Come sviluppare il pensiero critico

Come sviluppare il pensiero critico

Quando leggiamo una notizia o incontriamo un'affermazione, il primo istinto della nostra mente è di solito accettarla o respingerla del tutto; il pensiero critico, invece, richiede di fermarsi tra questi due estremi e chiedersi: "Qual è la fonte di questa informazione, qual è la prova?". In un'epoca in cui le informazioni scorrono così velocemente e abbondantemente, questa pausa è forse una delle competenze accademiche e di vita più preziose che esistano.

Il pensiero critico non è scetticismo

Il pensiero critico non significa affrontare tutto con sospetto o pessimismo; al contrario, significa mettere sistematicamente alla prova un'idea prima di accettarla. Uno studente con questa capacità, leggendo un testo, si interroga sulle intenzioni dell'autore, valuta l'affidabilità dei dati usati ed è consapevole di come i propri pregiudizi possano influenzare il giudizio. Non è un talento innato, ma un'abitudine che si rafforza con la pratica consapevole.

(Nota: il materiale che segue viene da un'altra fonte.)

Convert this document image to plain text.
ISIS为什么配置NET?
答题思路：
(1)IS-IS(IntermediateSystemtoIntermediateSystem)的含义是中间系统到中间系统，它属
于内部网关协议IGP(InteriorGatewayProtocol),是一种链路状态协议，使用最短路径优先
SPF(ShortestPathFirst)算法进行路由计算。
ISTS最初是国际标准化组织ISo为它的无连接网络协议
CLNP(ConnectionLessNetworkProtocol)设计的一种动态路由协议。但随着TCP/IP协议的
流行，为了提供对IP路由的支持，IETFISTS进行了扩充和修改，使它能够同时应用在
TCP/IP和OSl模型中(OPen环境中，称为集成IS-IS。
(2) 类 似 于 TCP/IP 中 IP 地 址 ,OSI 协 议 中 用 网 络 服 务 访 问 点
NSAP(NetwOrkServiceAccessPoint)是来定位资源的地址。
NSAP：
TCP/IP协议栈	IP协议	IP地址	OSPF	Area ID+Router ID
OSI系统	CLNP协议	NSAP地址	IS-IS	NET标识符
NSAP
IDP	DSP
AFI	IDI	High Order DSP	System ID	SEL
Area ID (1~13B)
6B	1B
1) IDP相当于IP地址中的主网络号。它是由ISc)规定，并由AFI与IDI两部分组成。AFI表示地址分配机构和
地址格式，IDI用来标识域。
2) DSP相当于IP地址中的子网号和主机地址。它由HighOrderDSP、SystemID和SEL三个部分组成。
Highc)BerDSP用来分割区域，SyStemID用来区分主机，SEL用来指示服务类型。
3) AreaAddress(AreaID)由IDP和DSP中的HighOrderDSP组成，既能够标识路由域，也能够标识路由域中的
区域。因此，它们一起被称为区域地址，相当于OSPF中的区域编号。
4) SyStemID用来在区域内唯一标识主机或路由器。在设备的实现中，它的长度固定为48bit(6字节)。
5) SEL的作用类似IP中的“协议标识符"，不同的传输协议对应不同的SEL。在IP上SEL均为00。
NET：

Esaminare grafici con una lente d'ingrandimento

Dare l'esempio del pensiero critico in classe

Insegnanti e genitori trasmettono questa capacità indirettamente chiedendo "Come lo sappiamo?" o "Quale altra spiegazione potrebbe esserci?" invece di dare una risposta definitiva a ogni domanda. Quando gli studenti vedono gli adulti dire a volte "Non sono sicuro, scopriamolo insieme", interiorizzano che è il chiedersi, non la certezza, ad avere valore. Questo facilita anche il proporre idee in classe senza paura di sbagliare.

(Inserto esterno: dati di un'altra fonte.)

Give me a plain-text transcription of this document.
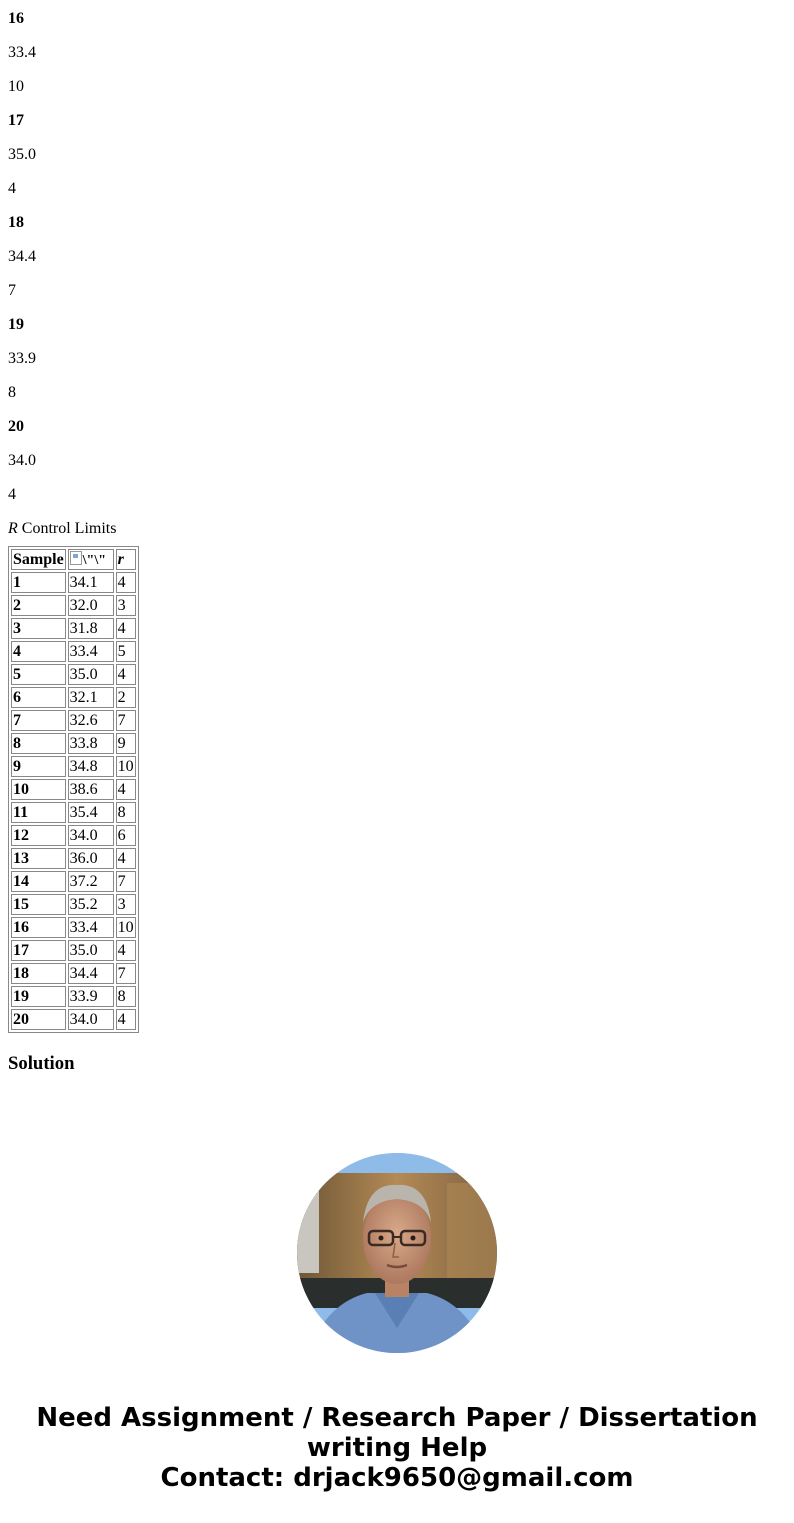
16
33.4
10
17
35.0
4
18
34.4
7
19
33.9
8
20
34.0
4
R Control Limits
Sample	\"\"	r
1	34.1	4
2	32.0	3
3	31.8	4
4	33.4	5
5	35.0	4
6	32.1	2
7	32.6	7
8	33.8	9
9	34.8	10
10	38.6	4
11	35.4	8
12	34.0	6
13	36.0	4
14	37.2	7
15	35.2	3
16	33.4	10
17	35.0	4
18	34.4	7
19	33.9	8
20	34.0	4
Solution
Need Assignment / Research Paper / Dissertation
writing Help
Contact: drjack9650@gmail.com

Abitudini che rafforzano il pensiero critico

  • Mettere in discussione la fonte: Di fronte a un'informazione, chiediti prima: "Chi lo dice, e quale interesse potrebbe avere?"
  • Cercare il punto di vista opposto: Prima di decidere su un tema, leggere deliberatamente una fonte che sostiene la tesi contraria equilibra il ragionamento.
  • Distinguere fatti e supposizioni: Prendi l'abitudine di distinguere, in un'affermazione, quale parte è un fatto provato e quale è interpretazione.
  • Chiedere "Perché?" tre volte: Invece di accettare la prima risposta, scava fino alla radice della questione chiedendo ancora qualche volta il motivo sottostante.
  • Notare lo schema: Cerca di capire se un'affermazione è pensata per informare o solo per provocare una reazione emotiva.
  • Ammettere i propri errori: Quando ti accorgi che una tua opinione era sbagliata, ammetterlo apertamente mostra che il pensiero critico va di pari passo con l'onestà.